The AG said a further increase in the per person debt could be anticipated due to the continuing depreciation of the Sri Lanka rupee and due to reasons such as the inclusion of a considerable amount of foreign debt in the total public debt (exceeding 40 per cent) and its continuous increase.

The AG’s report painted a dismal picture of the country’s debt management and says that laws, rules, regulations and practices that govern the process of financial reporting inclusive of financial performances. It said these had been ignored and there was a dire need for formulating a methodology on reporting of accurate and reliable information.

The report said that according to financial statements furnished to Audit, the total account of domestic and foreign debt payable by the Government as at December 31, 2016 stood at around Rs 8.9 trillion (Rs.8,860,770 million). However according to the financial statements, the value of the total assets accounted to about Rs 1.1 trillion (Rs.1,087,225).

The AG said the immediate reason for this was the failure to utilise the total net borrowings sufficiently in keeping with the estimations in the investments activities and failure to correctly identify and account for the assets derived thereon.

“Even though the burden of debts of the country has increased rapidly, the assets generated by the utilisation of those debts had not been correctly identified and brought to account,” the report said.

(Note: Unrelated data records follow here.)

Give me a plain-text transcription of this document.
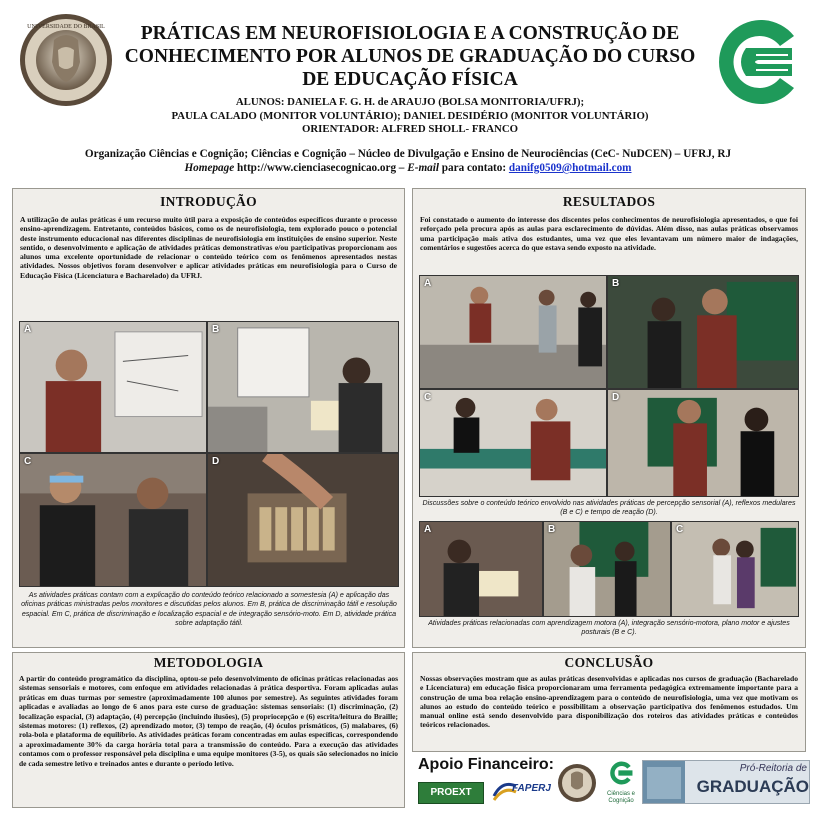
UNIVERSIDADE DO BRASIL	PRÁTICAS EM NEUROFISIOLOGIA E A CONSTRUÇÃO DE CONHECIMENTO POR ALUNOS DE GRADUAÇÃO DO CURSO DE EDUCAÇÃO FÍSICA
ALUNOS: DANIELA F. G. H. de ARAUJO (BOLSA MONITORIA/UFRJ);
PAULA CALADO (MONITOR VOLUNTÁRIO); DANIEL DESIDÉRIO (MONITOR VOLUNTÁRIO)
ORIENTADOR: ALFRED SHOLL- FRANCO
Organização Ciências e Cognição; Ciências e Cognição – Núcleo de Divulgação e Ensino de Neurociências (CeC- NuDCEN) – UFRJ, RJ
Homepage http://www.cienciasecognicao.org – E-mail para contato: danifg0509@hotmail.com
INTRODUÇÃO
A utilização de aulas práticas é um recurso muito útil para a exposição de conteúdos específicos durante o processo ensino-aprendizagem. Entretanto, conteúdos básicos, como os de neurofisiologia, tem explorado pouco o potencial deste instrumento educacional nas diferentes disciplinas de neurofisiologia em instituições de ensino superior. Neste sentido, o desenvolvimento e aplicação de atividades práticas demonstrativas e/ou participativas proporcionam aos alunos uma excelente oportunidade de relacionar o conteúdo teórico com os fenômenos apresentados nestas atividades. Nossos objetivos foram desenvolver e aplicar atividades práticas em neurofisiologia para o Curso de Educação Física (Licenciatura e Bacharelado) da UFRJ.
A	B
C	D
As atividades práticas contam com a explicação do conteúdo teórico relacionado a somestesia (A) e aplicação das oficinas práticas ministradas pelos monitores e discutidas pelos alunos. Em B, prática de discriminação tátil e resolução espacial. Em C, prática de discriminação e localização espacial e de integração sensório-moto. Em D, atividade prática sobre adaptação tátil.
RESULTADOS
Foi constatado o aumento do interesse dos discentes pelos conhecimentos de neurofisiologia apresentados, o que foi reforçado pela procura após as aulas para esclarecimento de dúvidas. Além disso, nas aulas práticas observamos uma participação mais ativa dos estudantes, uma vez que eles levantavam um número maior de indagações, comentários e sugestões acerca do que estava sendo exposto na atividade.
A	B
C	D
Discussões sobre o conteúdo teórico envolvido nas atividades práticas de percepção sensorial (A), reflexos medulares (B e C) e tempo de reação (D).
A	B	C
Atividades práticas relacionadas com aprendizagem motora (A), integração sensório-motora, plano motor e ajustes posturais (B e C).
METODOLOGIA
A partir do conteúdo programático da disciplina, optou-se pelo desenvolvimento de oficinas práticas relacionadas aos sistemas sensoriais e motores, com enfoque em atividades relacionadas à prática desportiva. Foram aplicadas aulas práticas em duas turmas por semestre (aproximadamente 100 alunos por semestre). As seguintes atividades foram aplicadas e avaliadas ao longo de 6 anos para este curso de graduação: sistemas sensoriais: (1) discriminação, (2) localização espacial, (3) adaptação, (4) percepção (incluindo ilusões), (5) propriocepção e (6) escrita/leitura do Braille; sistemas motores: (1) reflexos, (2) aprendizado motor, (3) tempo de reação, (4) óculos prismáticos, (5) malabares, (6) rola-bola e plataforma de equilíbrio. As atividades práticas foram concentradas em aulas específicas, correspondendo a aproximadamente 30% da carga horária total para a transmissão do conteúdo. Para a execução das atividades contamos com o professor responsável pela disciplina e uma equipe monitores (3-5), os quais são selecionados no início de cada semestre letivo e treinados antes e durante o período letivo.
CONCLUSÃO
Nossas observações mostram que as aulas práticas desenvolvidas e aplicadas nos cursos de graduação (Bacharelado e Licenciatura) em educação física proporcionaram uma ferramenta pedagógica extremamente importante para a construção de uma boa relação ensino-aprendizagem para o conteúdo de neurofisiologia, uma vez que motivam os alunos ao estudo do conteúdo teórico e possibilitam a observação participativa dos fenômenos estudados. Um manual online está sendo desenvolvido para disponibilização dos roteiros das atividades práticas e conteúdos teóricos relacionados.
Apoio Financeiro:
PROEXT	FAPERJ	Ciências e
Cognição
Pró-Reitoria de
GRADUAÇÃO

According to the Fiscal Management Responsibility Act, the total liabilities of the government should not exceed 80 percent of the Gross Domestic Product (GDP). However, according to the 2016 financial statements of the Ministry of Finance, the total value of the liabilities as at December 31, 2016 had stood at Rs 9,865 billion. The AG observed that this was in excess of the maximum limit of liabilities allowed by the Act.